Mit jedem Tag wird das Aufstehen schwerer. Nicht weil es früher wär oder weil ich es nicht gewohnt bin. Irgendwie zementiert jeder neue Tag diesen Wandel im Familienleben deutlicher. Die Kinder verkraften es bisher vergleichsweise gut; das größte Problem an der Eingewöhnung?

Bin ich.

Man sieht es mir nicht direkt an. Der gestrige Tag war vollgestopft mit Aktivitäten, ich hab im Haushalt viel erledigt bekommen, die Kinder abends trotz der Aufregung des Tages problemlos allein ins Bett bringen können. Ich konnte sogar den Abend danach genießen.

Chaos deluxe

Heute morgen dann startete der Tag chaotisch.

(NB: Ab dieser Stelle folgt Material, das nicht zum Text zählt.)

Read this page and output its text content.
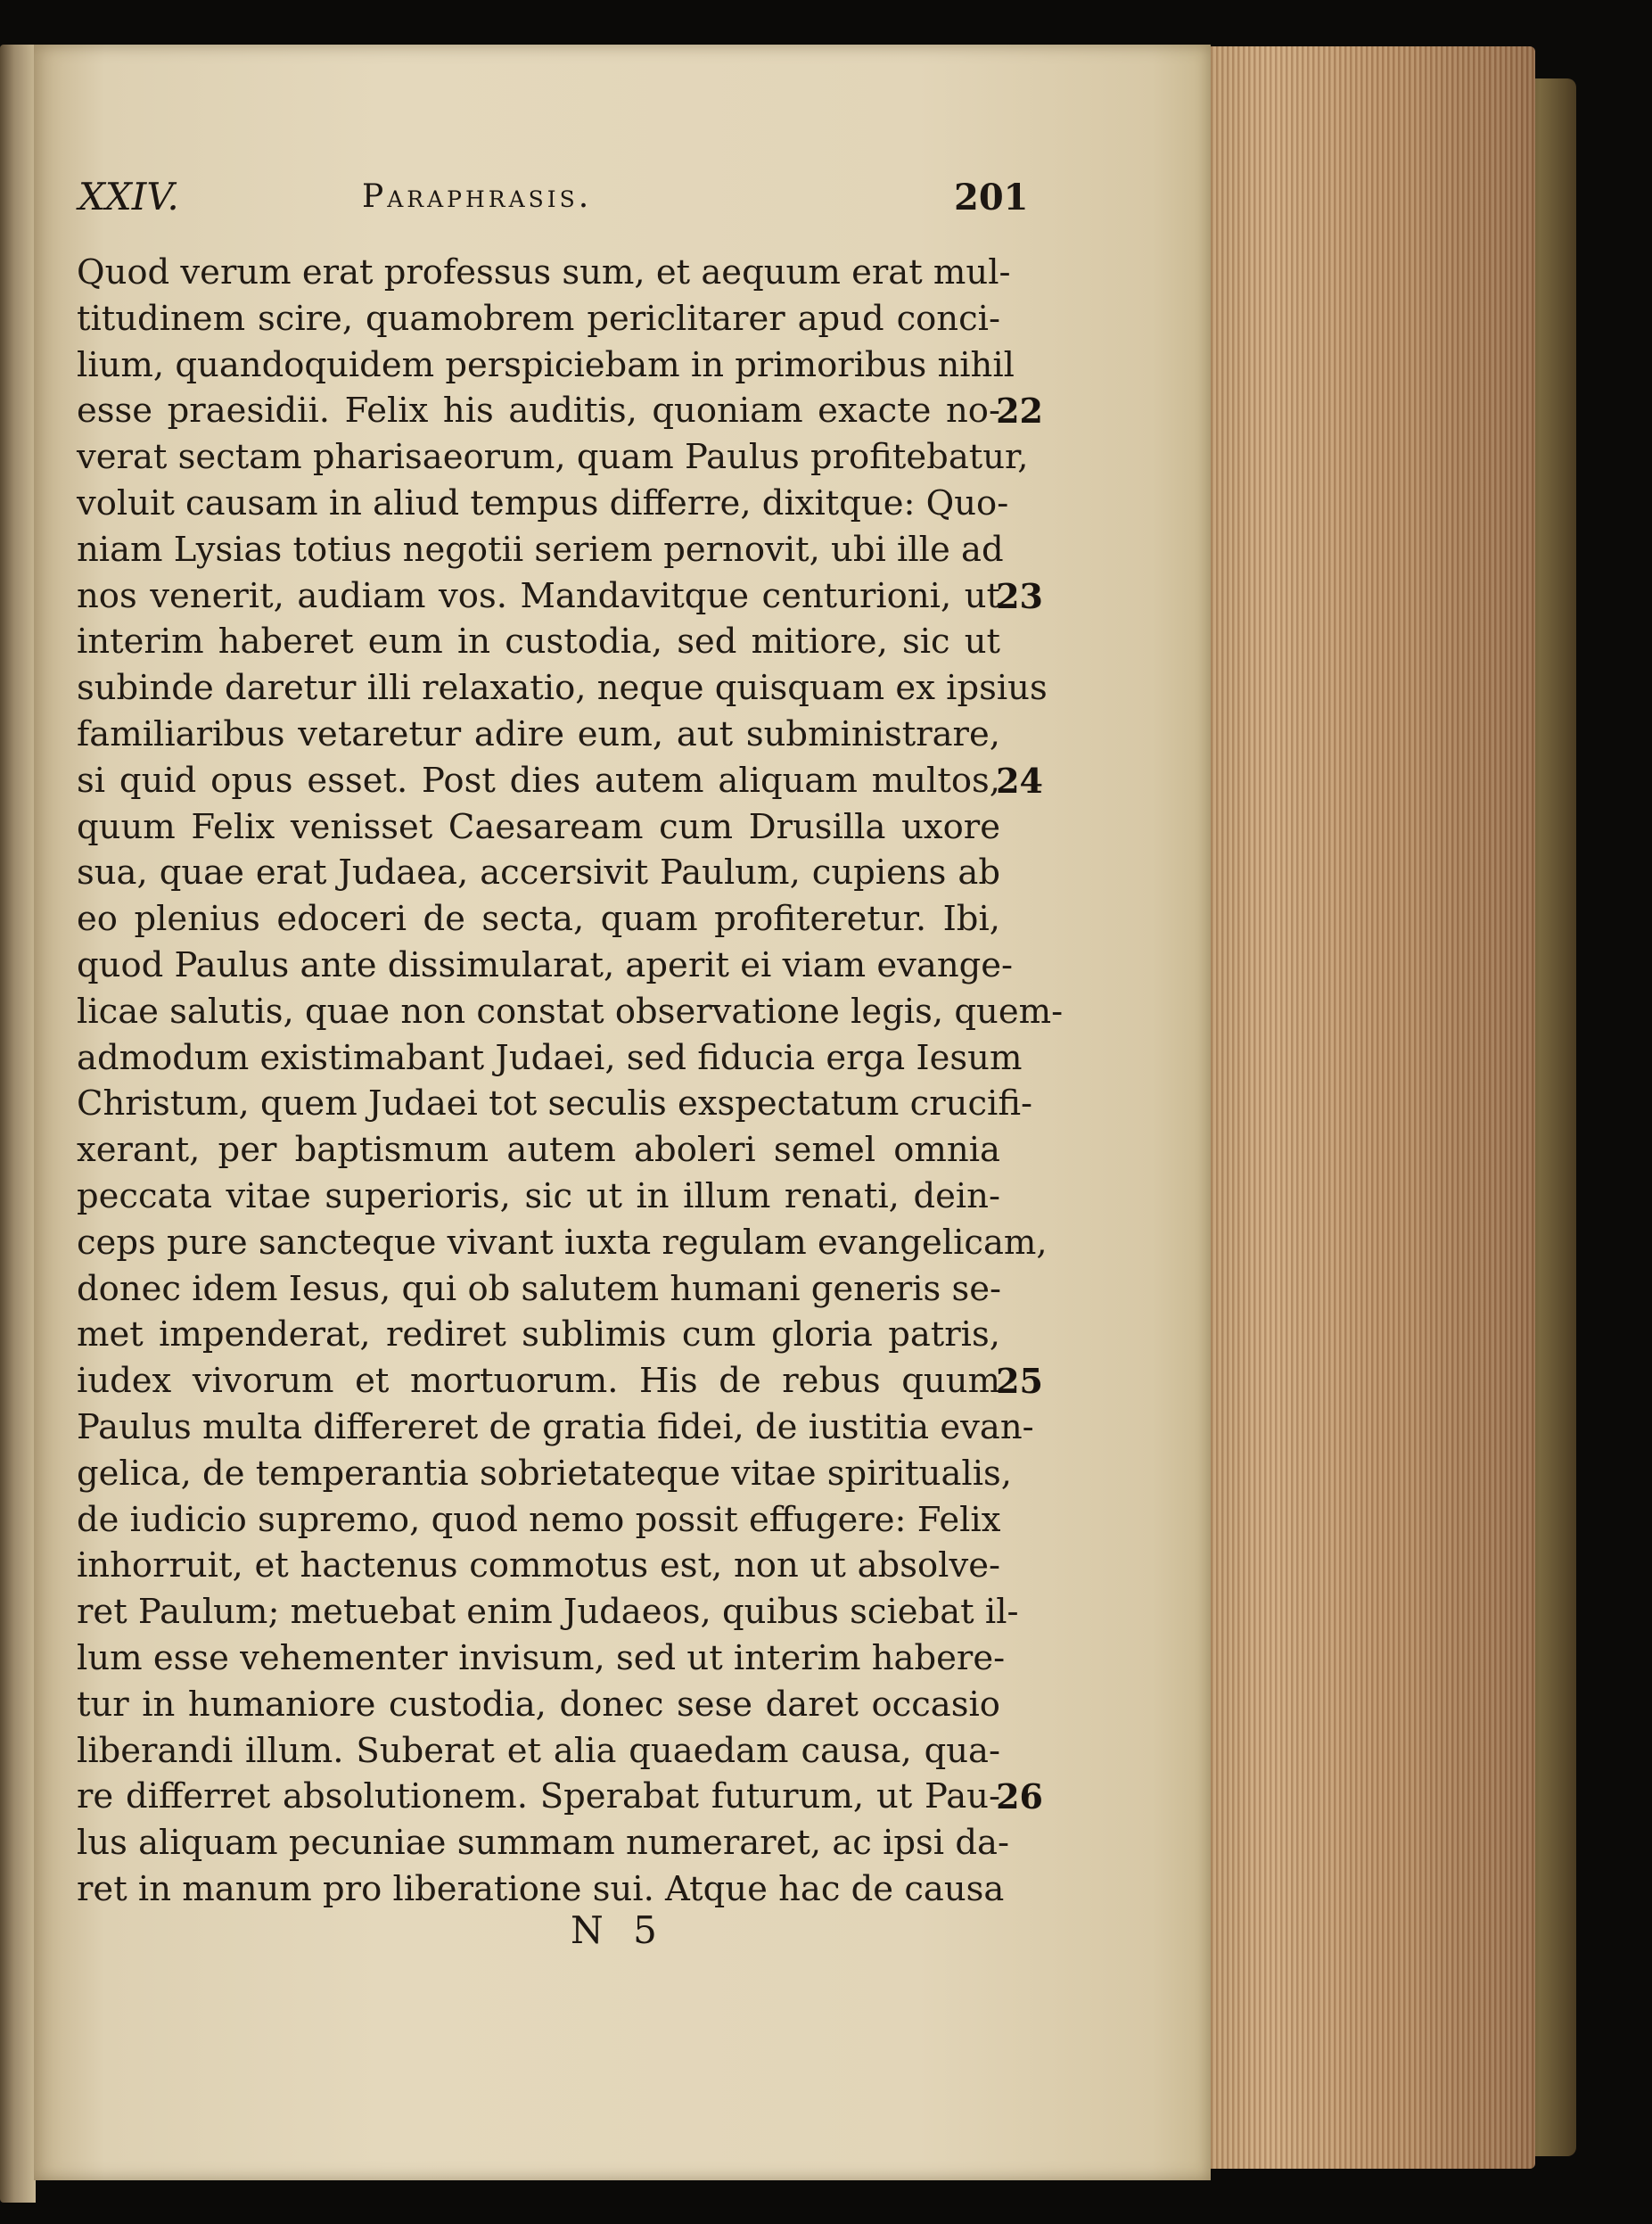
XXIV.	Paraphrasis.	201
Quod verum erat professus sum, et aequum erat mul-
titudinem scire, quamobrem periclitarer apud conci-
lium, quandoquidem perspiciebam in primoribus nihil
esse praesidii. Felix his auditis, quoniam exacte no-
22
verat sectam pharisaeorum, quam Paulus profitebatur,
voluit causam in aliud tempus differre, dixitque: Quo-
niam Lysias totius negotii seriem pernovit, ubi ille ad
nos venerit, audiam vos. Mandavitque centurioni, ut
23
interim haberet eum in custodia, sed mitiore, sic ut
subinde daretur illi relaxatio, neque quisquam ex ipsius
familiaribus vetaretur adire eum, aut subministrare,
si quid opus esset. Post dies autem aliquam multos,
24
quum Felix venisset Caesaream cum Drusilla uxore
sua, quae erat Judaea, accersivit Paulum, cupiens ab
eo plenius edoceri de secta, quam profiteretur. Ibi,
quod Paulus ante dissimularat, aperit ei viam evange-
licae salutis, quae non constat observatione legis, quem-
admodum existimabant Judaei, sed fiducia erga Iesum
Christum, quem Judaei tot seculis exspectatum crucifi-
xerant, per baptismum autem aboleri semel omnia
peccata vitae superioris, sic ut in illum renati, dein-
ceps pure sancteque vivant iuxta regulam evangelicam,
donec idem Iesus, qui ob salutem humani generis se-
met impenderat, rediret sublimis cum gloria patris,
iudex vivorum et mortuorum. His de rebus quum
25
Paulus multa differeret de gratia fidei, de iustitia evan-
gelica, de temperantia sobrietateque vitae spiritualis,
de iudicio supremo, quod nemo possit effugere: Felix
inhorruit, et hactenus commotus est, non ut absolve-
ret Paulum; metuebat enim Judaeos, quibus sciebat il-
lum esse vehementer invisum, sed ut interim habere-
tur in humaniore custodia, donec sese daret occasio
liberandi illum. Suberat et alia quaedam causa, qua-
re differret absolutionem. Sperabat futurum, ut Pau-
26
lus aliquam pecuniae summam numeraret, ac ipsi da-
ret in manum pro liberatione sui. Atque hac de causa
N 5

Noch gestern verabschiedete ich mich mit folgenden Worten:

Tja. Heute morgen hörte die zwei gestellten Wecker noch genau eine danach hinreichend wache Person: Der kleine Mann, der daraufhin anfing, mich in Dauerpositionswechsel zu bekuscheln, bis ich irgendwann entnervt auf die Uhr schaute, was für eine hahnebüchene Zeit er sich dafür auserkoren hatte.

07:22 Uhr.

Scheiße. Bei geplanter Abfahrt zehn vor Acht war das nahezu unmöglich, noch rechtzeitig zu sein. Zumal ich des Nachtens der großen Schwester, die sich um 23:05, 01:37 und 03:50 Uhr meldete, beim letzten Besuch versicherte, dass Mama sie am nächsten Morgen wachkuscheln würde. Wer Anne kennt, weiß, dass fixes Aufstehen alles andere als ihr Ding ist.

Dass wir trotzdem fünf vor Acht abreisefertig in den eiskalten Regen starteten, war ein kleines Wunder – inklusive finalisiertem Müslifrühstück für beide Kids.

Blues deluxe

In der KiTa angekommen, verabschiedet sich die große Schwester glücklich lächelnd in die Arme ihrer Betreuerin. Der kleine Mann strebt strahlend und zielgerichtet zu seinem Gruppenraum. Fast möchte ich sagen: Alles wie immer. Nur ich weiß bereits, dass ich heute vom Frühstück bis nach dem Essen nicht dabei sein werde. Es piekst tief drinnen. Durchatmen.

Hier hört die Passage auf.